When disconnects emerge between metrics that ought to move in tandem (e.g., claims are up and collections are down), or with historical performance (e.g., the net collection rate is lower now than it was last year), it's an indication that something has gone awry.

Unfortunately, when underperformance occurs, the fundamental drivers are not always immediately clear. They could include some combination of: 

  • Changes in provider behavior; 
  • Changes in payor behavior; 
  • Changes in internal vendor systems; 
  • Changes in how vendor systems integrate. 

With multiple plausible-seeming explanations for why revenue has been lost, provider-vendor disagreements can easily spiral into serious legal disputes over millions of dollars in damages. So, in the age of artificial intelligence, how should leaders prepare to resolve minor disagreements quickly or prevail if things escalate? We suggest five approaches that should become standard practice for any provider or vendor leveraging AI in the revenue cycle management services. 

  • Create tailored, AI-specific service-level agreements — include specific performance standards for AI tools and model performance over time, not just overall process outputs. 
  • Leverage targeted AI models to flag anomalies and then leverage human expertise to conduct quality assurance and quality control on processes, connect users, and diagnose issues. 
  • Develop an independent view of revenue cycle management performance and drivers, rather than relying only on counterparty reporting. 
  • Routinely conduct back tests on models to confirm performance in identifying known historical issues that drove past performance dips — targeted AI models will require consistent maintenance and updating to remain reliable. 
  • Create issue resolution forums — start flagging concerns early and establishing a good faith effort to resolve them, before interpretations of events begin to diverge

General counsel for both providers and vendors will have a critical role in the development and delivery of the legal frameworks that support these approaches. Early involvement will pay dividends by avoiding misunderstandings and unnecessary friction as issues emerge and require resolution. 

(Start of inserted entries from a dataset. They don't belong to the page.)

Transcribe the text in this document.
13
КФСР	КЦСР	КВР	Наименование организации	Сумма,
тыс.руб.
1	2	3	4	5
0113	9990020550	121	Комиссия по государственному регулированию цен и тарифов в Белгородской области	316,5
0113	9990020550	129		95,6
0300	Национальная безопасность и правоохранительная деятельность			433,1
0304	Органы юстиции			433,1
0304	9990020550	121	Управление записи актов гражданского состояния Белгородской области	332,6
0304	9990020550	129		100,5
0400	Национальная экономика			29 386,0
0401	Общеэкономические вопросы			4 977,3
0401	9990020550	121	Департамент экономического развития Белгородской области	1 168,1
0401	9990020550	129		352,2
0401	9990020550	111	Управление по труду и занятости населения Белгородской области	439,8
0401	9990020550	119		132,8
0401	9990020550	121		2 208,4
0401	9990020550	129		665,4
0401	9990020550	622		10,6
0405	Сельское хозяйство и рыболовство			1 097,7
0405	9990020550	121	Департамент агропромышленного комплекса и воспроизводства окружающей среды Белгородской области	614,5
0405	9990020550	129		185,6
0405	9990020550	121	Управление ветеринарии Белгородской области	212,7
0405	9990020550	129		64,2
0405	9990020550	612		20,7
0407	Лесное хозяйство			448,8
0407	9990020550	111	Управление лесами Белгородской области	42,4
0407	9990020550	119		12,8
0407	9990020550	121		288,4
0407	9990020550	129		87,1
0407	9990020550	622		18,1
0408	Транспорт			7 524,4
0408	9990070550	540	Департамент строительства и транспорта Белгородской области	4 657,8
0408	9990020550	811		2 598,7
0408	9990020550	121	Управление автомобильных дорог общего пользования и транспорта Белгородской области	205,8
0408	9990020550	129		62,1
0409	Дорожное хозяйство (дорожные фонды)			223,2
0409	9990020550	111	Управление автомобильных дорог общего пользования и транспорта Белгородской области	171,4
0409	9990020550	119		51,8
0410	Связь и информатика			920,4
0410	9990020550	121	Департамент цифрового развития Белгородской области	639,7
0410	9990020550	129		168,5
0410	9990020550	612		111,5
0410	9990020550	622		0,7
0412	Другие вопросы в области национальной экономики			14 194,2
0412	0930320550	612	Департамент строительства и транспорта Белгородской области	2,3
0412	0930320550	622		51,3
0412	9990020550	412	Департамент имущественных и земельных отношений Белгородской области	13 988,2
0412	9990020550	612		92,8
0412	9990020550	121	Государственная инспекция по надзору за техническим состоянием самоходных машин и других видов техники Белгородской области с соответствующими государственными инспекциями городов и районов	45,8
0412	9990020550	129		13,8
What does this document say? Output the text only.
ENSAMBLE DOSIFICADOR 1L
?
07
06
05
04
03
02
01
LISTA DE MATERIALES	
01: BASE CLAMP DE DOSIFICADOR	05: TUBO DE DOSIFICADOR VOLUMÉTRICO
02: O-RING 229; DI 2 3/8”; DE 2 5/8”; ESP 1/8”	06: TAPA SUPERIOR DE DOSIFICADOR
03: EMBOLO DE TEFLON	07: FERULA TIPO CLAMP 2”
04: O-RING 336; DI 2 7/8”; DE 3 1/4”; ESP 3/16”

1. Counsel should collaborate with business and technical leaders to develop standard, AI-specific language for contracts and policies. 

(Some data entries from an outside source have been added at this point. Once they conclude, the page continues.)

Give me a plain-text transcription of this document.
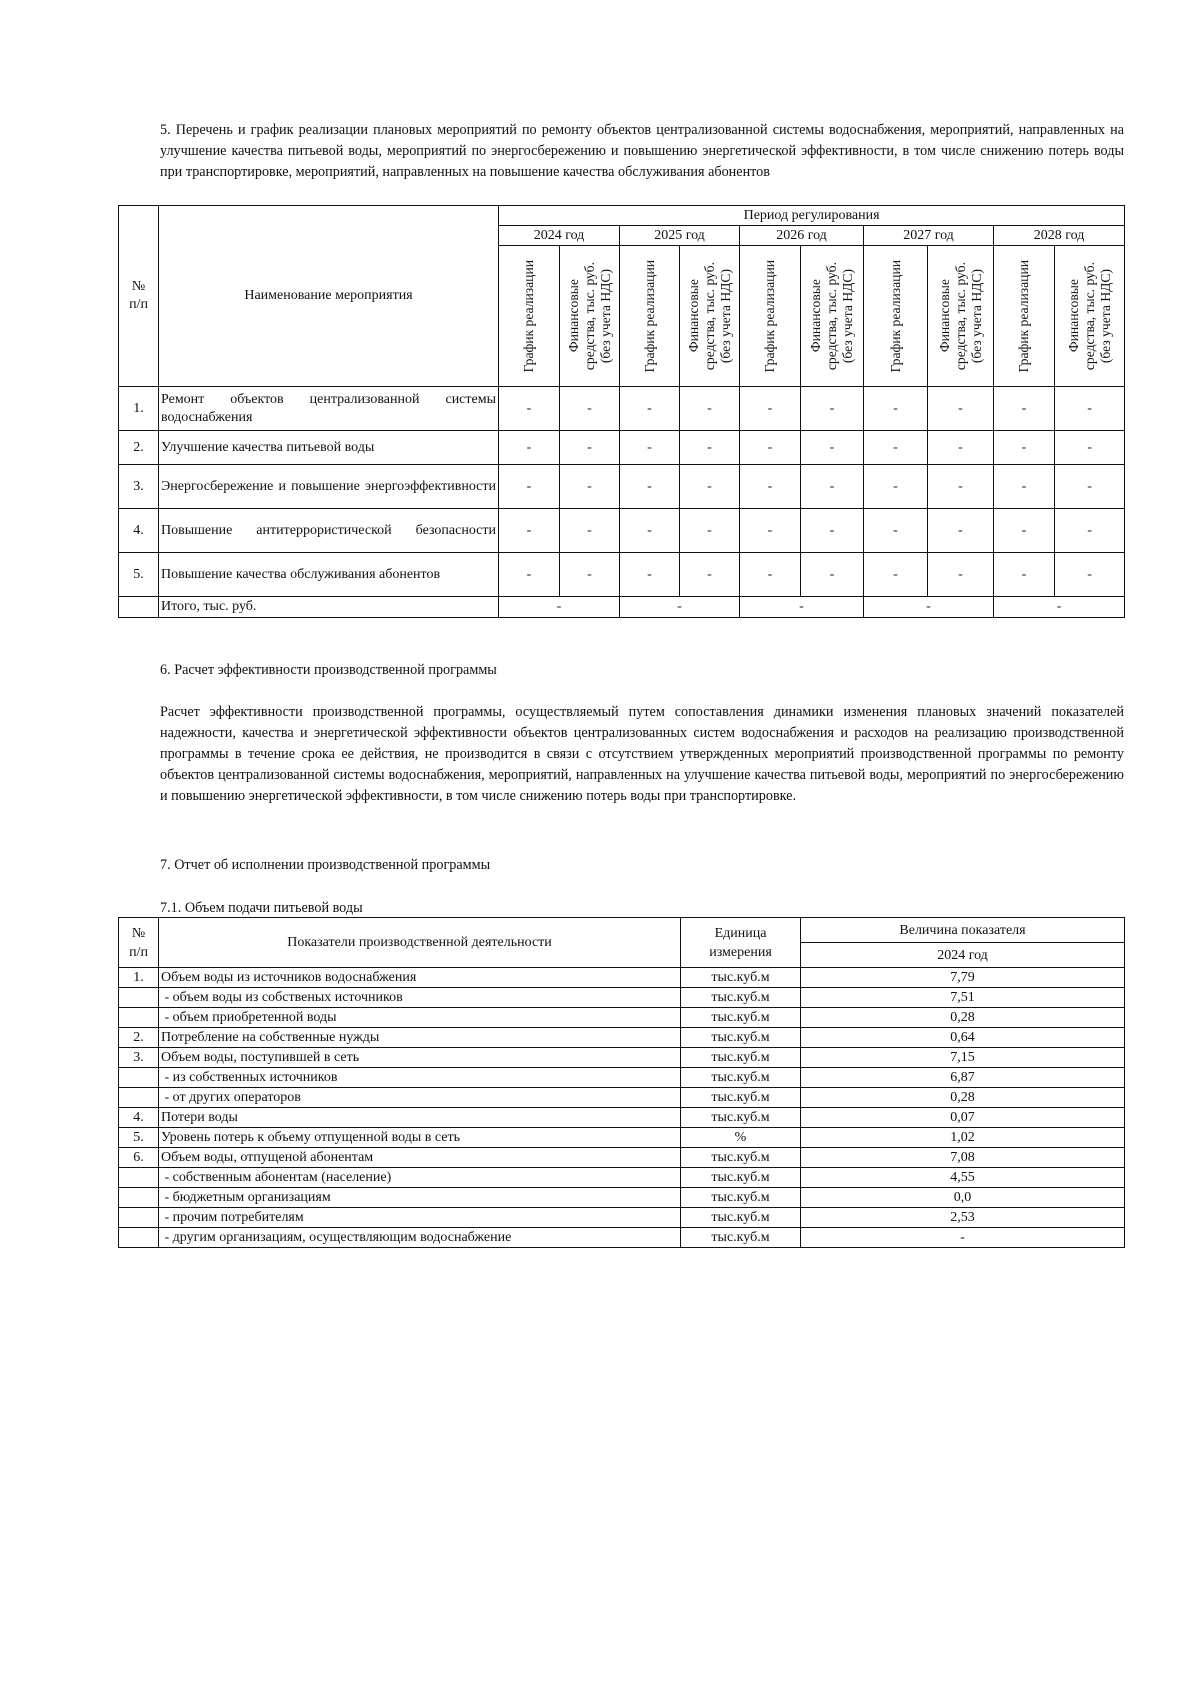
5. Перечень и график реализации плановых мероприятий по ремонту объектов централизованной системы водоснабжения, мероприятий, направленных на улучшение качества питьевой воды, мероприятий по энергосбережению и повышению энергетической эффективности, в том числе снижению потерь воды при транспортировке, мероприятий, направленных на повышение качества обслуживания абонентов

№
п/п	Наименование мероприятия	Период регулирования									
		2024 год		2025 год		2026 год		2027 год		2028 год	

		График реализации	Финансовые
средства, тыс. руб.
(без учета НДС)	График реализации	Финансовые
средства, тыс. руб.
(без учета НДС)	График реализации	Финансовые
средства, тыс. руб.
(без учета НДС)	График реализации	Финансовые
средства, тыс. руб.
(без учета НДС)	График реализации	Финансовые
средства, тыс. руб.
(без учета НДС)

1.	Ремонт объектов централизованной системы водоснабжения	-	-	-	-	-	-	-	-	-	-
2.	Улучшение качества питьевой воды	-	-	-	-	-	-	-	-	-	-
3.	Энергосбережение и повышение энергоэффективности	-	-	-	-	-	-	-	-	-	-
4.	Повышение антитеррористической безопасности	-	-	-	-	-	-	-	-	-	-
5.	Повышение качества обслуживания абонентов	-	-	-	-	-	-	-	-	-	-
	Итого, тыс. руб.	-		-		-		-		-	

6. Расчет эффективности производственной программы

Расчет эффективности производственной программы, осуществляемый путем сопоставления динамики изменения плановых значений показателей надежности, качества и энергетической эффективности объектов централизованных систем водоснабжения и расходов на реализацию производственной программы в течение срока ее действия, не производится в связи с отсутствием утвержденных мероприятий производственной программы по ремонту объектов централизованной системы водоснабжения, мероприятий, направленных на улучшение качества питьевой воды, мероприятий по энергосбережению и повышению энергетической эффективности, в том числе снижению потерь воды при транспортировке.

7. Отчет об исполнении производственной программы

7.1. Объем подачи питьевой воды

№
п/п	Показатели производственной деятельности	Единица
измерения	Величина показателя
			2024 год
1.	Объем воды из источников водоснабжения	тыс.куб.м	7,79
	- объем воды из собственых источников	тыс.куб.м	7,51
	- объем приобретенной воды	тыс.куб.м	0,28
2.	Потребление на собственные нужды	тыс.куб.м	0,64
3.	Объем воды, поступившей в сеть	тыс.куб.м	7,15
	- из собственных источников	тыс.куб.м	6,87
	- от других операторов	тыс.куб.м	0,28
4.	Потери воды	тыс.куб.м	0,07
5.	Уровень потерь к объему отпущенной воды в сеть	%	1,02
6.	Объем воды, отпущеной абонентам	тыс.куб.м	7,08
	- собственным абонентам (население)	тыс.куб.м	4,55
	- бюджетным организациям	тыс.куб.м	0,0
	- прочим потребителям	тыс.куб.м	2,53
	- другим организациям, осуществляющим водоснабжение	тыс.куб.м	-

Rather than assume existing terms cover data, workflows, reporting or service levels, it behooves executive teams to create tailored language that describes what an AI tool will do, how it will do it, what will be measured, and what will be paid. For example, if an AI screening tool ingests all claims, identifies a subset for remediation, and passes them along for action, should volumes be counted on the basis of inputs, outputs or actions? 

2. Counsel should support the negotiation of agreements or amendments of existing contractual oversight mechanisms to include special considerations around AI. 

AI tools are becoming part of standard workflows, and so will make themselves felt in existing provider-vendor relationships without any explicit discussion of the topic. There is no way to opt out of the age of AI. Thus, spending time with critical counterparties to agree upon and formalize the application of existing contract language to AI creates the space for amicable discussion and resolution before issues arise. 

3. Counsel can provide structure and clarity to both internal and external AI governance. 

Internally, counsel can collaborate with business leaders to align on how corporate oversight and governance will manage AI, which existing forums support those purposes, and what new bodies and charters might be necessary. Externally, counsel can support the establishment of joint committees and oversight bodies to surface and resolve issues early. This can prevent the occurrence of disputes, generate documentation of issues and demonstrate good faith efforts at resolution.

Regardless of the tools involved, providers want to be reimbursed, payors want to manage medical costs and vendors want to make a profit. Those basic incentives ensure that differences of opinion will continue to occur. Protecting your interests in the age of AI requires anticipating the impact of technology, taking steps today to get ahead of potential disputes, and setting conditions for a favorable resolution.